Claudia Bustamante, Investor Relations Manager
A couple of questions on the dividend. We have our first question regarding dividends of $0.75 per share. That amounts to about $300 million. The accumulated results for 2022 are not enough. From which accounts will you take the general contribution?
Humberto Nadal, CEO
Keep in mind that the dividend payout of this year was absolutely exceptional for many resources. I'm sure investors understand. This year we should go back to more normal levels from what was seen in the past, but we're still recovering from a very high dividend this past year. Also, the fact that we distributed most of our retained earnings means we'll have to see how the results come in the first two quarters of this year. It will likely be a level somewhere south of what it was before the pandemic.
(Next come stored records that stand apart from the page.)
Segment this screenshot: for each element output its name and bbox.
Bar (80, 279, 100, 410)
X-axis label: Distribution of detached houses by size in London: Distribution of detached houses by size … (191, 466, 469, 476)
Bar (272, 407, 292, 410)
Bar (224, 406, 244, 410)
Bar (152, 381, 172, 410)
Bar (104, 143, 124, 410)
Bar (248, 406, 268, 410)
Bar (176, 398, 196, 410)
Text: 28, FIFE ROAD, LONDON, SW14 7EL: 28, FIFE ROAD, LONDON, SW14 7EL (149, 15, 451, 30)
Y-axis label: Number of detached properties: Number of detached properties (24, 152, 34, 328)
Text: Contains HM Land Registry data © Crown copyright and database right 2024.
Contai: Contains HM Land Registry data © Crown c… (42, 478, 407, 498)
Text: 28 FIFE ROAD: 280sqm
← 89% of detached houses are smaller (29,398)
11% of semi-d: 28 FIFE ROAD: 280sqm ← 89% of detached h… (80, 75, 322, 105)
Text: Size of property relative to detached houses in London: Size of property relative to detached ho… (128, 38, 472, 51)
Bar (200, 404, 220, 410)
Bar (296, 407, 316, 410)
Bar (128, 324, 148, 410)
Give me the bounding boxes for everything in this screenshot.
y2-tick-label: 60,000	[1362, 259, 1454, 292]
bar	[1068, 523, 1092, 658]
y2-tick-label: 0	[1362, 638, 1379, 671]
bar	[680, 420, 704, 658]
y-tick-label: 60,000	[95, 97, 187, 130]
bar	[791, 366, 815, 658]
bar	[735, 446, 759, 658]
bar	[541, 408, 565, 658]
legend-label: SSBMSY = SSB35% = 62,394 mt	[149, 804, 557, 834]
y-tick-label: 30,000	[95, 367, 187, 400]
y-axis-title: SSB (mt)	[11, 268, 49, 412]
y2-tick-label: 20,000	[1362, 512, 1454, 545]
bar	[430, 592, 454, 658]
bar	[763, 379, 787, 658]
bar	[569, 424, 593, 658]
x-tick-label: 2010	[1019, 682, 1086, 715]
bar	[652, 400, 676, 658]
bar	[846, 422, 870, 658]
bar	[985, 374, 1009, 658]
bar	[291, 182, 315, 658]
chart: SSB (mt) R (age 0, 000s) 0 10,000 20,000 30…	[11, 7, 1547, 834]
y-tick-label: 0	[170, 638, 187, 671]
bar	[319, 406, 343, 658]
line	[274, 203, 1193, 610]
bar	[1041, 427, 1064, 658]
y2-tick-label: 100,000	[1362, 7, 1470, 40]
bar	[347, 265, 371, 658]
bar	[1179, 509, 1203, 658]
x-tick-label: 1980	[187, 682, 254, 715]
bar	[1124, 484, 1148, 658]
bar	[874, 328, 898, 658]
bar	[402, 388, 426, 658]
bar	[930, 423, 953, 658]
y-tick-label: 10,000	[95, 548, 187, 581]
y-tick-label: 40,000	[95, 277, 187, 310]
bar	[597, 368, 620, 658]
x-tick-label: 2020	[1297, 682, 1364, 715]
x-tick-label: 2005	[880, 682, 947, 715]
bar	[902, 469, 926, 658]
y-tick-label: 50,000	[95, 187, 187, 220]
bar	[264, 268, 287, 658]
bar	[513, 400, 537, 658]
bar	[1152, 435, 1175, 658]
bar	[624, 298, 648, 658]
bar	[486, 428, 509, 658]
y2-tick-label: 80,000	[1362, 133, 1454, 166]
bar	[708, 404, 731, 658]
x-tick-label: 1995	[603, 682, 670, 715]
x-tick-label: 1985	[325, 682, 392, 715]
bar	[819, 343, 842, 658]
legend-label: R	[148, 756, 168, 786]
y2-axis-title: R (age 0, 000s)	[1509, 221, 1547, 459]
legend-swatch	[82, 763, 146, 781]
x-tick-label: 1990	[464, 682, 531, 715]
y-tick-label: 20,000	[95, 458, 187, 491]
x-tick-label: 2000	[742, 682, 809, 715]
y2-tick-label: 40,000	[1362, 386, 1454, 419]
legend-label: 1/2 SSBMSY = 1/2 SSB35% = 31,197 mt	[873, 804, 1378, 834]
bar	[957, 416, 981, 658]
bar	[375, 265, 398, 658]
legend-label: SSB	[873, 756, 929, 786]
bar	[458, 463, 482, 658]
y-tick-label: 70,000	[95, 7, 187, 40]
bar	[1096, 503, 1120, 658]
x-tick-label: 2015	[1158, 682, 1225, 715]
Claudia Bustamante, Investor Relations Manager
Moving on to a question regarding competition under this environment of strong demands and higher prices. Could you provide financial guidance for 2022 and CapEx needs for 2023?
Humberto Nadal, CEO
In terms of competition, I mean, with the dollar heating up by even those going back to 380, it's very much less competitive for people to import either cement or any materials. So I think we are pretty much less concerned than we were at pre-pandemic levels. It seems to us that the logistics chain in the world still remains extremely expensive and confusing. This year, competition will be a huge issue in terms of costs.
Manuel Ferreyros, CFO
This should be similar to last year, around $100 million.
Humberto Nadal, CEO
Yes, so it was basically around $20 million plus.
Claudia Bustamante, Investor Relations Manager
And then finally, from what are the expected levels of SG&A? We expect these levels will recur?
Humberto Nadal, CEO
Yeah, they should be similar to 2021. Okay. Thank you, everybody, for the questions. In closing, the year 2021 has been a remarkably successful year in many respects. We saw record sales volume that led us to initiate these Pacasmayo optimization investments in order to supply the clinker needed. This decision was taken within an uncertain macro environment, and it will be very profitable for the company. It really ratifies our commitment to the company's development. I think that commitment has to be verified when things are perhaps uncertain. But we are here more than 60 years. I'm absolutely convinced we'll remain here in Peru, fully committed to our country for many more decades to come. I also want to mention that none of these achievements, I stress the word none, could have been possible without the talented and outstanding group of professionals that make up Pacasmayo. They are the reason we achieve every single goal we set every year. The past two years have been extremely challenging for all of us, both personally and professionally, and the commitment and engagement from our team is undoubtedly the biggest source of our success. We would absolutely be nothing without our team, without our people. Our challenge now is to sustain our current financial results and continue proving our sustainability management as the independent foundation that will allow for a prosperous future. As we now prepare to hopefully leave COVID behind, we also have an enormous challenge in how we want to go back to the office, fundamentally centered on our people's well-being and being close to our clients. Thank you very much for taking the time today. As always, Manuel, Claudia, and I are here if you have any more questions. Have a nice day and please stay safe.
Operator, Operator
Thank you, ladies and gentlemen. This concludes today's event. You may disconnect at this time and have a wonderful day. Thank you for your participation.